Um prédio, vários proprietários em guerra com os construtores, um processo em tribunal e uma advogada acusada de falsificar documentos e enganar os seus clientes, ou seja, os donos das casas – os mesmos que já se diziam enganados por quem construiu os imóveis.
O Ministério Público de Águeda acusou a advogada Idalina Ribeiro de ter falsificado documentos para fazer um acordo em tribunal, sem que os seus constituintes tivessem tido conhecimento. Os investigadores decidiram, no entanto, arquivar o crime de prevaricação de advogado, justificando com a prescrição. O caso vai chegar na próxima semana a debate instrutório, ficando a saber-se se a advogada, que reclama desde o início inocência, vai ou não a julgamento.
Idalina Ribeiro foi contratada por um conjunto de moradores de um prédio em Sangalhos, Anadia, para defender os seus interesses num processo contra as empresas Kazza – Empreendimentos Imobiliários, Lda e Encobarra – Engenharia Construções, Lda. Os vários problemas na construção e as divergências com os construtores levou o caso para a Justiça em 2005, arrastando-se até 2011, altura em que foi assinado um acordo entre as partes. Só que uma das partes não sabia. As assinaturas dos donos das casas foram falsificadas.
Segundo a acusação, Idalina Ribeiro “defendia a pretensão dos autores de verem as rés condenadas a proceder ou a mandar proceder a obras para a eliminação de defeitos detetados nas várias frações autónomas ou, não podendo efetuar as obras necessárias para a eliminação dos defeitos, a pagar aos autores a quantia que estes tivessem de despender […] bem como uma indemnização pelas danos patrimoniais e não patrimoniais sofridos em consequência dos defeitos”.
Foi aliás por tudo isto que foram dados à advogada poderes gerais de representação. Em novembro de 2011, em audiência de julgamento, os advogados das empresas e Idalina Ribeiro chegaram ao tal consenso – “assumindo a ré Encobarra – Engenharia & Construções, Lda o compromisso de pagar aos autores a quantia de 15 mil euros até 31 de março de 2012, considerando-se estes integralmente ressarcidos relativamente aos defeitos”.
Como não podia decidir sem a assinatura dos clientes, porque só tinha uma procuração com poderes gerais, Idalina Ribeiro ficou de entregar à posteriori um documento em que os proprietários assinassem as condições de tal acordo. Só que os 15 mil euros eram insuficientes para regularizar tudo o que estava mal, na opinião dos proprietários e é o que acontece daqui para a frente que levou o MP a acusar a advogada.
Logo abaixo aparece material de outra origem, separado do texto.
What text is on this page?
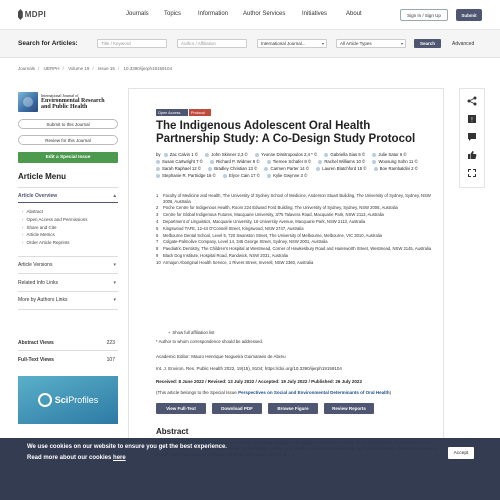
MDPI	Journals	Topics	Information Author Services	Initiatives	About	Sign In / Sign Up	Submit
Search for Articles:	Title / Keyword	Author / Affiliation	International Journal...	▾	All Article Types	▾	Search	Advanced
Journals / IJERPH / Volume 19 / Issue 15 / 10.3390/ijerph19159104
International Journal of
Environmental Research
and Public Health
Submit to this Journal
Review for this Journal
Edit a Special Issue
Article Menu
Article Overview	▴
› Abstract
› Open Access and Permissions
› Share and Cite
› Article Metrics
› Order Article Reprints
Article Versions	▾
Related Info Links	▾
More by Authors Links	▾
Abstract Views	223
Full-Text Views	107
Sci Profiles
Open Access	Protocol
The Indigenous Adolescent Oral Health Partnership Study: A Co-Design Study Protocol
by Zac Calvin 1 ©	John Skinner 2,3 ©	Yvonne Dimitropoulos 2,4 * ©	Gabriella Sias 5 ©	Julie Satur 6 © Susan Cartwright 7 ©	Richard P. Widmer 8 ©	Tiernee Schafer 8 ©	Rachel Williams 10 ©	Woosung Sohn 11 © Sarah Raphael 12 ©	Bradley Christian 13 ©	Carmen Parter 14 ©	Lauren Blatchford 15 ©	Boe Rambaldini 2 © Stephanie R. Partridge 16 ©	Elyce Cain 17 ©	Kylie Gwynne 3 ©
1 Faculty of Medicine and Health, The University of Sydney School of Medicine, Anderson Stuart Building, The University of Sydney, Sydney, NSW 2006, Australia
2 Poche Centre for Indigenous Health, Room 224 Edward Ford Building, The University of Sydney, Sydney, NSW 2006, Australia
3 Centre for Global Indigenous Futures, Macquarie University, 3/75 Talavera Road, Macquarie Park, NSW 2113, Australia
4 Department of Linguistics, Macquarie University, 16 University Avenue, Macquarie Park, NSW 2113, Australia
5 Kingswood TAFE, 12-44 O'Connell Street, Kingswood, NSW 2747, Australia
6 Melbourne Dental School, Level 5, 720 Swanston Street, The University of Melbourne, Melbourne, VIC 3010, Australia
7 Colgate-Palmolive Company, Level 14, 345 George Street, Sydney, NSW 2001, Australia
8 Paediatric Dentistry, The Children's Hospital at Westmead, Corner of Hawkesbury Road and Hainsworth Street, Westmead, NSW 2145, Australia
9 Black Dog Institute, Hospital Road, Randwick, NSW 2031, Australia
10 Armajun Aboriginal Health Service, 1 Rivers Street, Inverell, NSW 2360, Australia
+ Show full affiliation list
* Author to whom correspondence should be addressed.
Academic Editor: Mauro Henrique Nogueira Guimaraes de Abreu
Int. J. Environ. Res. Public Health 2022, 19(15), 9104; https://doi.org/10.3390/ijerph19159104
Received: 8 June 2022 / Revised: 13 July 2022 / Accepted: 19 July 2022 / Published: 26 July 2022
(This article belongs to the Special Issue Perspectives on Social and Environmental Determinants of Oral Health)
View Full-Text	Download PDF	Browse Figure	Review Reports
Abstract
!
We use cookies on our website to ensure you get the best experience.
Read more about our cookies here
Accept
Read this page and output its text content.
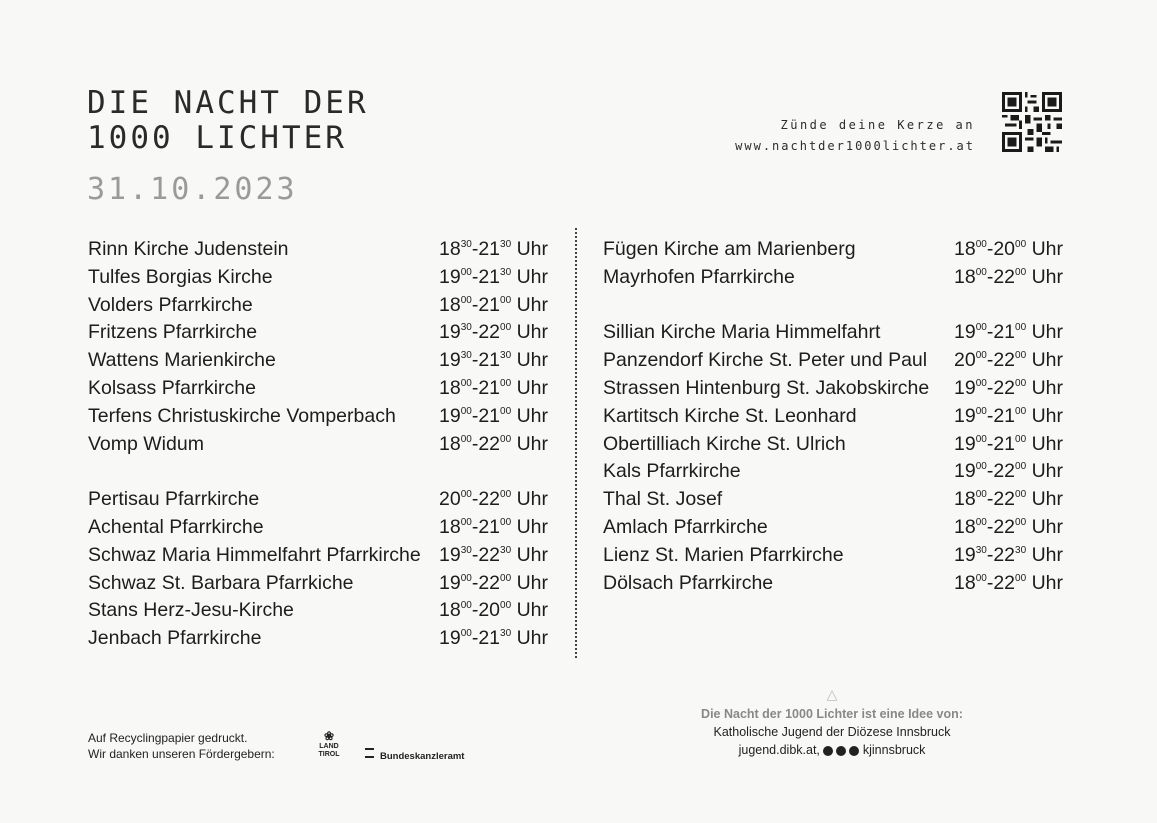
DIE NACHT DER
1000 LICHTER
31.10.2023
Zünde deine Kerze an
www.nachtder1000lichter.at
Rinn Kirche Judenstein	$18^{30}-21^{30}$ Uhr
Tulfes Borgias Kirche	$19^{00}-21^{30}$ Uhr
Volders Pfarrkirche	$18^{00}-21^{00}$ Uhr
Fritzens Pfarrkirche	$19^{30}-22^{00}$ Uhr
Wattens Marienkirche	$19^{30}-21^{30}$ Uhr
Kolsass Pfarrkirche	$18^{00}-21^{00}$ Uhr
Terfens Christuskirche Vomperbach $19^{00}-21^{00}$ Uhr
Vomp Widum	$18^{00}-22^{00}$ Uhr
Pertisau Pfarrkirche	$20^{00}-22^{00}$ Uhr
Achental Pfarrkirche	$18^{00}-21^{00}$ Uhr
Schwaz Maria Himmelfahrt Pfarrkirche $19^{30}-22^{30}$ Uhr
Schwaz St. Barbara Pfarrkiche	$19^{00}-22^{00}$ Uhr
Stans Herz-Jesu-Kirche	$18^{00}-20^{00}$ Uhr
Jenbach Pfarrkirche	$19^{00}-21^{30}$ Uhr
Fügen Kirche am Marienberg	$18^{00}-20^{00}$ Uhr
Mayrhofen Pfarrkirche	$18^{00}-22^{00}$ Uhr
Sillian Kirche Maria Himmelfahrt	$19^{00}-21^{00}$ Uhr
Panzendorf Kirche St. Peter und Paul $20^{00}-22^{00}$ Uhr
Strassen Hintenburg St. Jakobskirche $19^{00}-22^{00}$ Uhr
Kartitsch Kirche St. Leonhard	$19^{00}-21^{00}$ Uhr
Obertilliach Kirche St. Ulrich	$19^{00}-21^{00}$ Uhr
Kals Pfarrkirche	$19^{00}-22^{00}$ Uhr
Thal St. Josef	$18^{00}-22^{00}$ Uhr
Amlach Pfarrkirche	$18^{00}-22^{00}$ Uhr
Lienz St. Marien Pfarrkirche	$19^{30}-22^{30}$ Uhr
Dölsach Pfarrkirche	$18^{00}-22^{00}$ Uhr
Auf Recyclingpapier gedruckt.
Wir danken unseren Fördergebern:
❀
LAND
TIROL	Bundeskanzleramt
△
Die Nacht der 1000 Lichter ist eine Idee von:
Katholische Jugend der Diözese Innsbruck
jugend.dibk.at,	kjinnsbruck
“Ciente de que o referido acordo apenas determinaria o fim definitivo da ação caso os autores o aceitassem mediante junção aos autos de documento comprovativo dessa manifestação, a arguida decidiu nada dizer aos autores, ora defendidos, e diligenciar, de moto próprio, pela elaboração e junção ao processo de um documento que tivesse a aparência de uma aceitação da transação pelos autores”, explica a acusação.
E foi esse documento que terá sido fabricado, segundo o MP: “[No documento do acordo] apôs, com recurso a programa informático de digitalização – cópia e imagem – ou por decalques a partir das assinaturas e rubricas […] apostas nas procurações forenses que haviam sido outorgadas para a propositura da ação e que se mantinham na posse da arguida”. Duas assinaturas terão mesmo sido feitas por imitação.
Após algumas alterações ao documento, o mesmo acabaria por ser colocado na plataforma informática da Justiça, o Citius, a 9 de fevereiro de 2012. Quatro dias depois a juíza titular considerou que o acordo estava ratificado e os autos foram para arquivo.
“Quando assim procedeu, a arguida sabia que agia contrariamente à vontade dos [clientes], já que nenhum a havia autorizado a utilizar as procurações forenses e as suas assinaturas para tal finalidade, sendo os mesmos totalmente desconhecedores dos termos do acordo realizado”.
O alegado esquema foi descoberto quando um dos proprietários decidiu consultar o processo e percebeu que não tinha assinado tal documento.
Contactada, a defesa de Idalina Ribeiro esclareceu que reclama desde o início pela inocência, referindo que “essa inocência é, neste caso, objetivamente verdadeira”.
“A Dra. Idalina Ribeira exerce advocacia há décadas e que nunca lhe foi dirigida qualquer espécie de sanção disciplinar pela Ordem dos Advogados, nem sequer neste momento”, esclarece ainda o advogado João Medeiros, que representa a arguida, adiantando: “A dra. Idalina Ribeiro não está suspensa da ordem e não foi em nenhuma instância condenada”.
Questionada sobre este caso, bem como qual o ponto de situação do processo interno, a Ordem dos Advogados não prestou qualquer esclarecimento até à hora de fecho desta edição.